Servons-nous de deux exemples.
Exemple 1 : L'enfant que j'ai rencontré était malade.
P1 : L'enfant était malade.
P2 : J'ai rencontré un enfant.
Il y a répétition du mot enfant dans P2. Ce qui prouve que enfant est l'antécédent de QUE (pronom relatif).
«que j'ai rencontré » est une subordonnée relative dont le subordonnant est le pronom relatif QUE.
Pour en savoir plus sur la subordonnée relative, cliquez ici.
Exemple 2 : L'idée que tu réussiras me ravit.
P1 : L'idée me ravit.
P2 : Tu réussiras.
Aucun mot n'a été répété en P2. Il n'y a donc pas d'antécédent à QUE qui n'est par conséquent pas un pronom
relatif.
On peut dire : «L'idée de cela me ravit». De cela complète le GN «L'idée». Il est donc un complément du nom
ou du GN «L'idée».
SUBORDONNÉE COMPLÉTIVE DE L'ADVERBE
Elle remplit la fonction de complément de l'adverbe. Elle constitue une expansion de l'adverbe et est toujours
placé à la droite de celui-ci.
Exemples : Heureusement qu'il est venu.
SUBORDONNÉE COMPLÉTIVE ATTRIBUT
Elle remplit la fonction d'attribut. Elle est caractérisée par le fait qu'elle est placée à droite d'un verbe
attributif, qu'elle ne peut être effacée, ne peut être déplacée en dehors du GV et peut être pronominalisée par le
(l').
Exemples : La raison est que l'enfant ne voulait pas.
La raison reste que l'enfant ne voulait pas.
Le fait est qu'elle n'a pas étudié.
SUBORDONNÉE COMPLÉTIVE DU VERBE IMPERSONNEL
Elle remplit la fonction de complément du verbe impersonnel ou d'une tournure impersonnelle.
Exemples : Il est nécessaire que vous écoutiez.
Il faut que vous écoutiez.
SUBORDONNÉE COMPLÉTIVE COMPLÉMENT DU PRÉSENTATIF
Elle remplit la fonction de complément du présentatif, les présentatifs pouvant être : il y a, c'est, voilà, voici.
Voilà signifie vois là et Voici signifie vois ici. Ils ont donc la valeur d'un impératif.
Exemples : Il y a que je le veux.
C'est que je le veux.
Voilà que je le veux.
Voici que je le veux.
SUBORDONNÉE COMPLÉTIVE SUJET
* Certains grammairiens font de la subordonnée sujet une catégorie à part qu'ils ne classent pas parmi les
subordonnées complétives. Ce n'est pas le choix que nous avons fait.

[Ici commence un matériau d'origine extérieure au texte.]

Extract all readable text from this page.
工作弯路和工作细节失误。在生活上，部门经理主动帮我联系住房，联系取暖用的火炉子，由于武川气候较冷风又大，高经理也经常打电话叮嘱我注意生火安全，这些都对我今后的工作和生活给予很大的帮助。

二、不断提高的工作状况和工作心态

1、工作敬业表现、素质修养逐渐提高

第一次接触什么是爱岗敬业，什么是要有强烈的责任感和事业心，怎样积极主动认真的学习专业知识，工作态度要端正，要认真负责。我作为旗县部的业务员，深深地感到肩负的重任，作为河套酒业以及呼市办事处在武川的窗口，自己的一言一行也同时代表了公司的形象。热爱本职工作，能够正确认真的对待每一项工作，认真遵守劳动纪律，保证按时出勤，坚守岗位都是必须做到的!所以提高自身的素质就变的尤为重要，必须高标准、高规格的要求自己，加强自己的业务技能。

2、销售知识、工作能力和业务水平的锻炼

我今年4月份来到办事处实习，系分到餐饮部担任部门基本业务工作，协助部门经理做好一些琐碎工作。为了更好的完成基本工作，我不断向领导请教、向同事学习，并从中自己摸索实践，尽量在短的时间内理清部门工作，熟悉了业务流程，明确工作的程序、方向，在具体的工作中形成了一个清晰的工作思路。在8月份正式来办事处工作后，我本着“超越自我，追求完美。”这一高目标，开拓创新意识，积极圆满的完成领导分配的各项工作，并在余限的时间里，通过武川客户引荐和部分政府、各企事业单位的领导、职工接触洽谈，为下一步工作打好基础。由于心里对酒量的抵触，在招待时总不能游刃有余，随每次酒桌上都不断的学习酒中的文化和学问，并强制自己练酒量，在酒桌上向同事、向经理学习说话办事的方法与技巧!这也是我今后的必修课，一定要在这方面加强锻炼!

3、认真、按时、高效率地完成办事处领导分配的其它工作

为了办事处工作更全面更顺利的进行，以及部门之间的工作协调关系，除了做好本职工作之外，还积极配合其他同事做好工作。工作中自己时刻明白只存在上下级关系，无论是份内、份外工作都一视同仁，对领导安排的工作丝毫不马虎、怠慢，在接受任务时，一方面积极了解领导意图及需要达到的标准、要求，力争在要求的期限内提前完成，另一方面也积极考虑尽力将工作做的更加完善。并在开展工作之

Elle remplit la fonction de sujet de P.
Exemples : Que vous écoutiez m'apparaît indispensable.
(C'est que vous écoutiez qui m'apparaît indispensable.
Que Pierre le fasse est tout à fait normal.
(C'est que Pierre le fasse qui est tout à fait normal..
Le détachement de la subordonnée par C'EST....QUI nous montre bien qu'il s'agit d'un groupe de
mots occupant la fonction de SUJET.
Caractéristiques de la subordonnée complétive :
- complète un verbe, un adjectif, un nom ou un adverbe;
- généralement non supprimable;
- non déplaçable;
- peut être remplacée par CELA ou DE CELA;
- son subordonnant (que, si, etc.) n'a pas d'antécédent;
- la subordonnée complétive, comme la subordonnée relative et la subordonnée circonstancielle est toujours
une phrase enchâssée dans une phrase enchâssante.